A respeito do thema, dispõe o art. 1.219 do Código Civil:
``Art. 1.219. O possuidor de boa-fé tem direito à indenização das
benfeitorias necessárias e úteis, bem como quanto às voluptuárias, se não
lhes forem pagas, a levantá-las, quando o puder sem detrimento da coisa, e
poderá exercer direito de retenção pelo valor das benfeitorias necessárias e
úteis''.
A esse respeito:
``Ementa: Ação de rescisão de contrato de compromisso de compra e venda.
Indenização deferida a título de ressarcimento por benfeitorias realizadas
no imóvel. Sentença de parcial procedência da demanda confirmada por seus
próprios fundamentos. - Rescindida promessa de compra e venda, sem que se
conclua pela culpa da parte autora, cabível a restituição ao estado
anterior, aí considerado o direito à indenização pelo promitente comprador
de benfeitoria que realizou no imóvel'' (Recurso Cível nº 71001433481,
Segunda Turma Recursal Cível, Turmas Recursais, Relator: Clovis Moacyr
Mattana Ramos, j. em 31.10.2007).
Diante do exposto, rejeito a preliminar e dou parcial provimento ao primeiro
e segundo apelos, para anular a cláusula quinta do contrato, declarando
rescindido o contrato de promessa de compra e venda celebrado entre as
partes, determinado que a apelante proceda à devolução do que pagou o
promissário comprador, deduzindo-se as despesas efetuadas e comprovadas pela
promitente vendedora, no valor de 10% do valor total das parcelas quitadas,
e também o percentual de 10% com referência à fruição do imóvel, tudo
devidamente corrigido desde a data do pagamento e com juros legais de 1% ao
mês, a partir da citação.
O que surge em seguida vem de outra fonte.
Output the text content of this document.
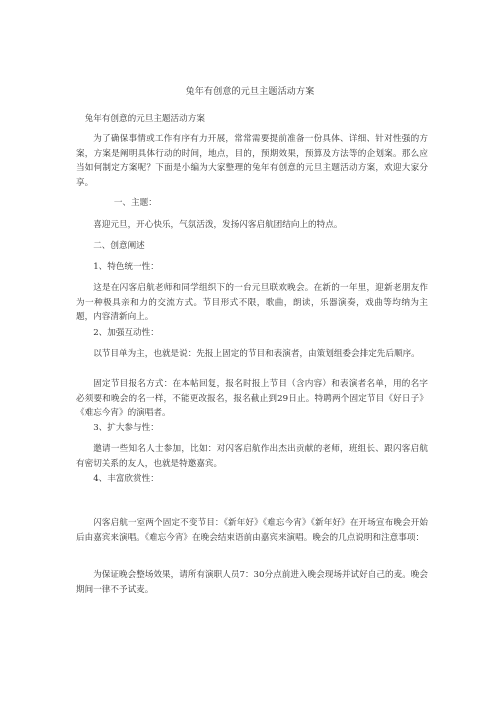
兔年有创意的元旦主题活动方案

兔年有创意的元旦主题活动方案

为了确保事情或工作有序有力开展，常常需要提前准备一份具体、详细、针对性强的方案，方案是阐明具体行动的时间，地点，目的，预期效果，预算及方法等的企划案。那么应当如何制定方案呢？下面是小编为大家整理的兔年有创意的元旦主题活动方案，欢迎大家分享。

一、主题：

喜迎元旦，开心快乐，气氛活泼，发扬闪客启航团结向上的特点。

二、创意阐述

1、特色统一性：

这是在闪客启航老师和同学组织下的一台元旦联欢晚会。在新的一年里，迎新老朋友作为一种极具亲和力的交流方式。节目形式不限，歌曲，朗读，乐器演奏，戏曲等均纳为主题，内容清新向上。

2、加强互动性：

以节目单为主，也就是说：先报上固定的节目和表演者，由策划组委会排定先后顺序。

固定节目报名方式：在本帖回复，报名时报上节目（含内容）和表演者名单，用的名字必须要和晚会的名一样，不能更改报名，报名截止到29日止。特聘两个固定节目《好日子》《难忘今宵》的演唱者。

3、扩大参与性：

邀请一些知名人士参加，比如：对闪客启航作出杰出贡献的老师，班组长、跟闪客启航有密切关系的友人，也就是特邀嘉宾。

4、丰富欣赏性：

闪客启航一室两个固定不变节目：《新年好》《难忘今宵》《新年好》在开场宣布晚会开始后由嘉宾来演唱。《难忘今宵》在晚会结束语前由嘉宾来演唱。晚会的几点说明和注意事项：

为保证晚会整场效果，请所有演职人员7：30分点前进入晚会现场并试好自己的麦。晚会期间一律不予试麦。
Condeno a apelante, ainda, ao pagamento de
indenização pelas benfeitorias realizadas no imóvel, a serem apuradas em
liquidação.
Condeno o apelado ao pagamento de 60% das custas processuais e honorários
advocatícios referentes a ambos os processos, que fixo em R$ 1.500,00, e a
apelante, ao pagamento dos 40% restantes, considerando-se o mesmo valor
relativamente aos honorários advocatícios; no entanto, suspendo a
exigibilidade do pagamento em relação ao apelado, nos termos do art. 12 da
Lei 1.060/50, uma vez que o mesmo litiga sob o pálio da justiça gratuita.
Custas recursais, 40% pela apelante e 60% pelo apelado, ressalvando-se o
disposto no art. 12 da Lei 1.060/50 quanto ao apelado.
Votaram de acordo com o Relator os Desembargadores Evangelina Castilho
Duarte e Antônio de Pádua.
Súmula - REJEITARAM PRELIMINAR E DERAM PROVIMENTO PARCIAL.